Sen. Marco Rubio, who is one of the senators who revealed a bipartisan plan yesterday, spoke on the Senate floor about his concerns about the president's plans:
"In a few hours the president will give a speech in Nevada. And early press accounts concern me. I don’t want to turn this into a partisan thing so let me just say this – if this endeavor becomes a bidding war to see who can come up with the easiest, quickest and cheapest pathway to green card possible this thing is not going to go well folks. We now have a very common sense and reasonable set of principles and I hope what the president will say today is that he hopes that that process succeeds. But if his intentions are to trigger a bidding war to see who can come up with the easiest process, this is not a good start. But let’s give him the benefit of the doubt."

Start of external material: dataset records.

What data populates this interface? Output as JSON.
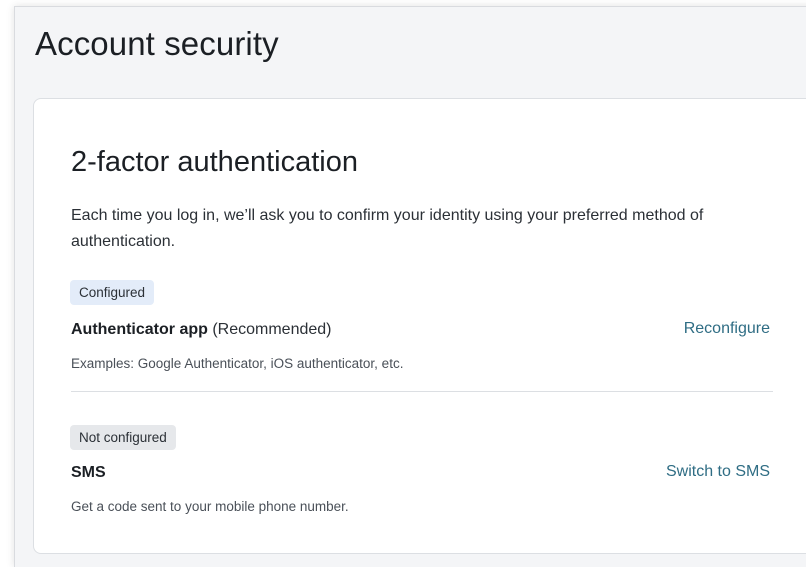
{
  "page": {
    "title": "Account security"
  },
  "two_factor": {
    "title": "2-factor authentication",
    "description": "Each time you log in, we’ll ask you to confirm your identity using your preferred method of authentication.",
    "methods": [
      {
        "status": "Configured",
        "name": "Authenticator app",
        "note": "(Recommended)",
        "example": "Examples: Google Authenticator, iOS authenticator, etc.",
        "action": "Reconfigure"
      },
      {
        "status": "Not configured",
        "name": "SMS",
        "note": "",
        "example": "Get a code sent to your mobile phone number.",
        "action": "Switch to SMS"
      }
    ]
  },
  "colors": {
    "link": "#2f6d84",
    "configured_badge": "#e3ecf9",
    "not_configured_badge": "#e6e8eb",
    "page_background": "#f4f5f7"
  }
}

It may not be related, but we've just gotten the first excerpt from the White House about what the president will say:
"We need Congress to act on a comprehensive approach that finally deals with the 11 million undocumented immigrants who are in this country right now. The good news is that – for the first time in many years – Republicans and Democrats seem ready to tackle this problem together. Members of both parties, in both chambers, are actively working on a solution. And yesterday, a bi-partisan group of Senators announced their principles for comprehensive immigration reform, which are very much in line with the principles I’ve proposed and campaigned on for the last few years. At this moment, it looks like there’s a genuine desire to get this done soon. And that’s very encouraging."
Our colleagues with the Political Ticker break down what you can expect to hear from Obama today.
[Posted at 1:42 p.m. ET] President Obama is to speak in Las Vegas, Nevada, at 2:55 p.m. ET where he will lay the groundwork for his immigration overhaul - something he has spoken about passionately before being elected as well as during his presidency, but has never followed through on.
The president, who won a second term in part because of the support from Latino voters, is expected to lay out his vision and insist that now is the time to act when it comes to reform.
Obama's comments will come a day after a key group of bipartisan senators announced their own plan for immigration.
Republicans including Sen. John McCain, Sen. Marco Rubio, who is a rising star in the party and an expected 2016 presidential candidate, Sen. Lindsey Graham and Sen. Jeff Flake worked on the plan with Democratic Sens. Chuck Schumer, Dick Durbin, Robert Menendez and Michael Bennet.